Opinion
21-3955
11-01-2022
NOT RECOMMENDED FOR PUBLICATION
ON APPEAL FROM THE UNITED STATES DISTRICT COURT FOR THE NORTHERN DISTRICT OF OHIO
Before: SUTTON, Chief Judge; DONALD and MURPHY, Circuit Judges.
OPINION
PER CURIAM.
Brian Turner pleaded guilty to being a felon in possession of ammunition. He did so without agreeing with the prosecutor on a recommended sentence. The district court sentenced him to 57 months in prison, a sentence at the bottom of Turner's Sentencing Guidelines range of 57 to 71 months. Turner appeals his sentence, arguing that his counsel provided ineffective assistance because he allegedly misinformed Turner about the status of his plea and failed to negotiate a beneficial plea agreement. Because Turner's ineffective-assistance claim is premature, we affirm.
We routinely refuse to review ineffective-assistance claims on direct review. See United States v. Buchanan, 933 F.3d 501, 513 (6th Cir. 2019). The key reason is that the record is "often incomplete or inadequate" given that the parties and the lawyers up to that point in the case had trained their attention on the underlying charge and any resulting sentence. Massaro v. United States, 538 U.S. 500, 505 (2003).
In a § 2255 collateral-review action, by contrast, ineffective-assistance claims may take center stage. Over and over, we have said, such claims "are best brought by a defendant in a postconviction proceeding," where "the parties can develop an adequate record on the issue." United States v. Daniel, 956 F.2d 540, 543 (6th Cir. 1992).
So it is here. Because the district court did not hold an evidentiary hearing on the ineffective-assistance claim, gaps in the record make it difficult, if not impossible, to assess the adequacy of Turner's counsel. And because the court did not make fact or credibility findings at the hearings it did hold, conflicting accounts of key events remain. E.g., compare R.46 at 3, 8 (claiming counsel did not negotiate), with id. at 4, 13-14 (claiming counsel had "numerous" plea discussions). Appellate courts are ill equipped to close those gaps or resolve those conflicts; the district court is "the forum best suited to developing the facts." Massaro, 538 U.S. at 505.

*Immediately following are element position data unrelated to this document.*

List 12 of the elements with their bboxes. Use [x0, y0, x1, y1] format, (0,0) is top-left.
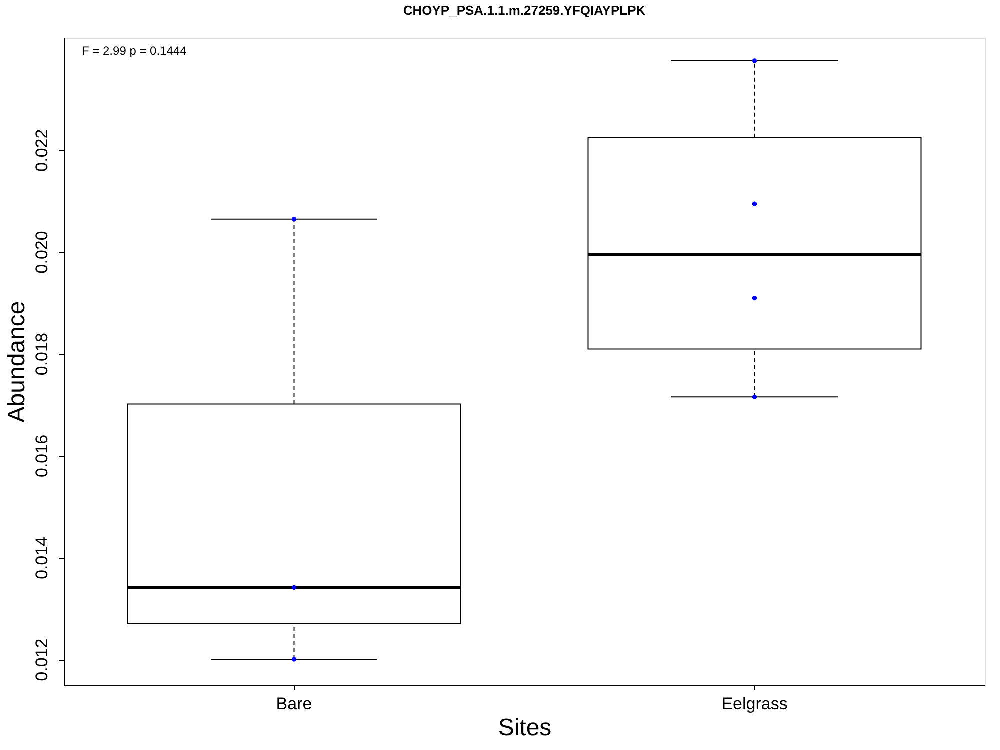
chart-title: CHOYP_PSA.1.1.m.27259.YFQIAYPLPK — [403, 3, 646, 18]
y-tick-label: 0.022 — [32, 129, 52, 172]
y-tick-label: 0.020 — [32, 231, 52, 274]
y-tick-label: 0.016 — [32, 434, 52, 478]
x-tick-label: Eelgrass — [722, 694, 788, 714]
x-axis-title: Sites — [498, 714, 552, 742]
annotation: F = 2.99 p = 0.1444 — [82, 44, 188, 58]
y-tick-label: 0.018 — [32, 333, 52, 376]
x-tick-label: Bare — [276, 694, 312, 714]
y-tick-label: 0.012 — [32, 638, 52, 682]
y-tick-label: 0.014 — [32, 536, 52, 580]
y-axis-title: Abundance — [4, 301, 30, 423]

Turner disagrees, pointing to cases in which we resolved ineffective-assistance claims on direct review. But those fleeting exceptions prove the general rule. Most often, when we have reviewed such claims on direct review, it was because the claims rested "entirely upon facts within the record" or presented "purely legal questions." United States v. Angel, 355 F.3d 462, 469 (6th Cir. 2004). Here, however, we have the conventional case in which collateral review "is preferable to direct appeal for deciding claims of ineffective assistance." Massaro, 538 U.S. at 504.
Addressing the claim now would deny Turner the opportunity to develop the record before the district court in ways potentially helpful to his cause. It would deny Turner-and us-the opportunity for fact development about his plea. And it would deny Turner-and us-the potential benefit of any fact findings by the district court. All told, review on this incomplete record runs the risk of doing more harm than good.
We decline to review Turner's ineffective-assistance claim and affirm.